Nach diesen Maßstäben ist der Bebauungsplan hier nicht ordnungsgemäß ausgefertigt, weil die Ausfertigung durch den ersten Bürgermeister auf der Originalurkunde (26. März 2008) erst nach der Bekanntmachung des Bebauungsplans (22. März 2008) erfolgt ist. Dass der erste Bürgermeister vor der Bekanntmachung am 8. Februar 2008 einen Auszug aus der Niederschrift über die Sitzung, in der der Satzungsbeschluss gefasst wurde, unterzeichnet hat (vgl. Blatt 262 der Normaufstellungsakte), reicht für die Ausfertigung nicht aus, weil darin nur die Übereinstimmung mit dem Original-Protokoll und die Tatsache, dass „der Bebauungsplan,O.‘ mit Satzung, Begründung und Ausgleichsberechnung“ beschlossen wurde, bestätigt wird, nicht aber die Übereinstimmung der Originalurkunde mit dem Inhalt des Satzungsbeschlusses (vgl.
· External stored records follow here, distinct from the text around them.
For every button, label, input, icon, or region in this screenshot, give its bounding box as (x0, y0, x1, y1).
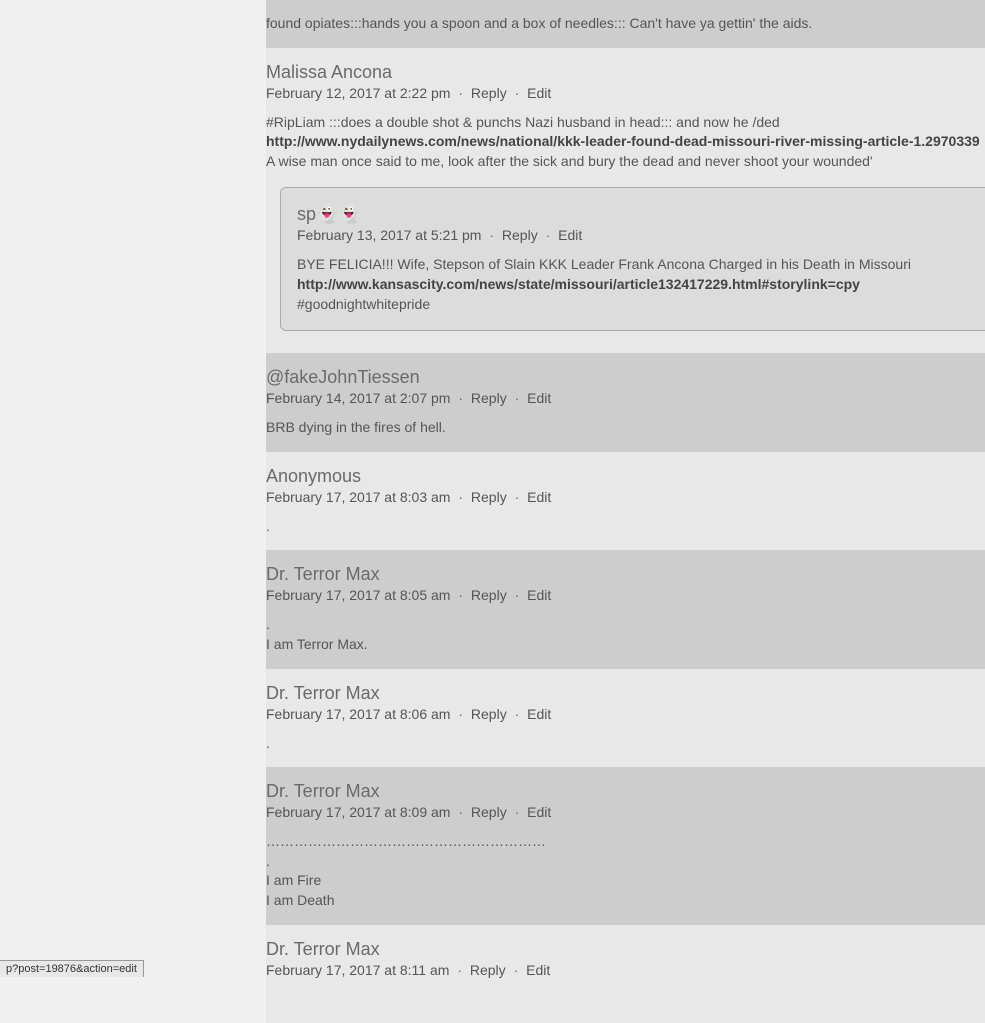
comment-author: sp👻👻 (297, 204, 985, 225)
comment-text: A wise man once said to me, look after t… (266, 152, 985, 172)
comment-text: found opiates:::hands you a spoon and a … (266, 14, 985, 34)
comment-timestamp-link[interactable]: February 17, 2017 at 8:09 am (266, 804, 450, 820)
comment-text: I am Fire (266, 871, 985, 891)
comment-timestamp-link[interactable]: February 17, 2017 at 8:06 am (266, 706, 450, 722)
reply-link[interactable]: Reply (502, 227, 538, 243)
comment: Dr. Terror Max February 17, 2017 at 8:09… (266, 767, 985, 924)
separator-icon: · (458, 390, 463, 406)
comment-text: . (266, 615, 985, 635)
separator-icon: · (515, 489, 520, 505)
comment: found opiates:::hands you a spoon and a … (266, 0, 985, 48)
comment-body: BYE FELICIA!!! Wife, Stepson of Slain KK… (297, 255, 985, 314)
comment-author: Dr. Terror Max (266, 781, 985, 802)
edit-link[interactable]: Edit (527, 804, 551, 820)
comment-author: Dr. Terror Max (266, 683, 985, 704)
edit-link[interactable]: Edit (527, 587, 551, 603)
comment-external-link[interactable]: http://www.kansascity.com/news/state/mis… (297, 276, 860, 292)
comment-text: …………………………………………………… (266, 832, 985, 852)
comment: @fakeJohnTiessen February 14, 2017 at 2:… (266, 353, 985, 452)
edit-link[interactable]: Edit (527, 390, 551, 406)
separator-icon: · (458, 587, 463, 603)
comment-meta: February 13, 2017 at 5:21 pm · Reply · E… (297, 227, 985, 243)
separator-icon: · (458, 706, 463, 722)
comment-timestamp-link[interactable]: February 17, 2017 at 8:05 am (266, 587, 450, 603)
comment-meta: February 12, 2017 at 2:22 pm · Reply · E… (266, 85, 985, 101)
comments-list: found opiates:::hands you a spoon and a … (266, 0, 985, 1023)
reply-link[interactable]: Reply (471, 489, 507, 505)
comment-text: . (266, 734, 985, 754)
comment-body (266, 990, 985, 1010)
comment: Dr. Terror Max February 17, 2017 at 8:11… (266, 925, 985, 1023)
reply-link[interactable]: Reply (470, 962, 506, 978)
comment: Malissa Ancona February 12, 2017 at 2:22… (266, 48, 985, 354)
edit-link[interactable]: Edit (526, 962, 550, 978)
reply-link[interactable]: Reply (471, 390, 507, 406)
separator-icon: · (515, 706, 520, 722)
comment-meta: February 17, 2017 at 8:05 am · Reply · E… (266, 587, 985, 603)
separator-icon: · (514, 962, 519, 978)
comment-meta: February 17, 2017 at 8:03 am · Reply · E… (266, 489, 985, 505)
separator-icon: · (458, 804, 463, 820)
comment-text: BRB dying in the fires of hell. (266, 418, 985, 438)
comment-author: @fakeJohnTiessen (266, 367, 985, 388)
comment-text: #RipLiam :::does a double shot & punchs … (266, 113, 985, 133)
edit-link[interactable]: Edit (558, 227, 582, 243)
comment-text: I am Terror Max. (266, 635, 985, 655)
separator-icon: · (458, 85, 463, 101)
comment-body: #RipLiam :::does a double shot & punchs … (266, 113, 985, 172)
comment-meta: February 14, 2017 at 2:07 pm · Reply · E… (266, 390, 985, 406)
comment: Anonymous February 17, 2017 at 8:03 am ·… (266, 452, 985, 551)
separator-icon: · (489, 227, 494, 243)
comment-text: . (266, 852, 985, 872)
separator-icon: · (515, 85, 520, 101)
comment-author: Malissa Ancona (266, 62, 985, 83)
comment-timestamp-link[interactable]: February 17, 2017 at 8:11 am (266, 962, 449, 978)
separator-icon: · (546, 227, 551, 243)
edit-link[interactable]: Edit (527, 489, 551, 505)
separator-icon: · (457, 962, 462, 978)
comment-text: . (266, 517, 985, 537)
comment-timestamp-link[interactable]: February 17, 2017 at 8:03 am (266, 489, 450, 505)
edit-link[interactable]: Edit (527, 85, 551, 101)
browser-status-bar: p?post=19876&action=edit (0, 960, 144, 977)
comment-body: BRB dying in the fires of hell. (266, 418, 985, 438)
reply-link[interactable]: Reply (471, 706, 507, 722)
comment-timestamp-link[interactable]: February 12, 2017 at 2:22 pm (266, 85, 450, 101)
reply-link[interactable]: Reply (471, 587, 507, 603)
comment-body: . (266, 734, 985, 754)
comment-body: .I am Terror Max. (266, 615, 985, 654)
separator-icon: · (458, 489, 463, 505)
comment: Dr. Terror Max February 17, 2017 at 8:05… (266, 550, 985, 668)
reply-link[interactable]: Reply (471, 804, 507, 820)
comment-author: Anonymous (266, 466, 985, 487)
comment-timestamp-link[interactable]: February 14, 2017 at 2:07 pm (266, 390, 450, 406)
edit-link[interactable]: Edit (527, 706, 551, 722)
comment-text (266, 990, 985, 1010)
comment-text: BYE FELICIA!!! Wife, Stepson of Slain KK… (297, 255, 985, 275)
comment-meta: February 17, 2017 at 8:09 am · Reply · E… (266, 804, 985, 820)
separator-icon: · (515, 587, 520, 603)
nested-comment: sp👻👻 February 13, 2017 at 5:21 pm · Repl… (280, 187, 985, 331)
comment-author: Dr. Terror Max (266, 939, 985, 960)
comment-external-link[interactable]: http://www.nydailynews.com/news/national… (266, 133, 980, 149)
comment-text: #goodnightwhitepride (297, 295, 985, 315)
comment-author: Dr. Terror Max (266, 564, 985, 585)
reply-link[interactable]: Reply (471, 85, 507, 101)
comment-text: I am Death (266, 891, 985, 911)
comment-timestamp-link[interactable]: February 13, 2017 at 5:21 pm (297, 227, 481, 243)
comment-body: …………………………………………………….I am FireI am Death (266, 832, 985, 910)
comment-meta: February 17, 2017 at 8:06 am · Reply · E… (266, 706, 985, 722)
comment-meta: February 17, 2017 at 8:11 am · Reply · E… (266, 962, 985, 978)
separator-icon: · (515, 804, 520, 820)
comment: Dr. Terror Max February 17, 2017 at 8:06… (266, 669, 985, 768)
comment-body: . (266, 517, 985, 537)
separator-icon: · (515, 390, 520, 406)
comment-body: found opiates:::hands you a spoon and a … (266, 14, 985, 34)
BayVGH, U.v. 20.10.2009 - 1 N 06.1545 - juris Rn 30).

Da der Bebauungsplan bereits wegen dieses Mangels unwirksam ist, muss nicht entschieden werden, ob er an weiteren formellen oder materiellen Mängeln leidet.

C. Die Antragsgegnerin hat die Kosten des Verfahrens zu tragen, weil sie unterlegen ist (§ 154 Abs. 1 VwGO). Die Entscheidung über die vorläufige Vollstreckbarkeit der Kostenentscheidung beruht auf § 167 VwGO in Verbindung mit § 708 ff. ZPO. Gründe, derentwegen die Revision zuzulassen wäre, liegen nicht vor (§ 132 Abs. 2 VwGO).

Gemäß § 47 Abs. 5 Satz 4 Halbsatz 2 in Verbindung mit Satz 2 muss die Antragsgegnerin die Ziffer. I der Entscheidungsformel nach Eintritt der Rechtskraft des Urteils in derselben Weise veröffentlichen wie die angefochtene Satzung (§ 10 Abs. 3 BauGB).

Beschluss

Der Streitwert wird auf 20.000 € festgesetzt.

Gründe

Die Streitwertfestsetzung beruht auf § 52 Abs. 1 und 7 GKG. Sie orientiert sich an Nr. 9.8.1 des Streitwertkatalogs für die Verwaltungsgerichtsbarkeit 2013 (NVwZ-Beilage 2013, 57).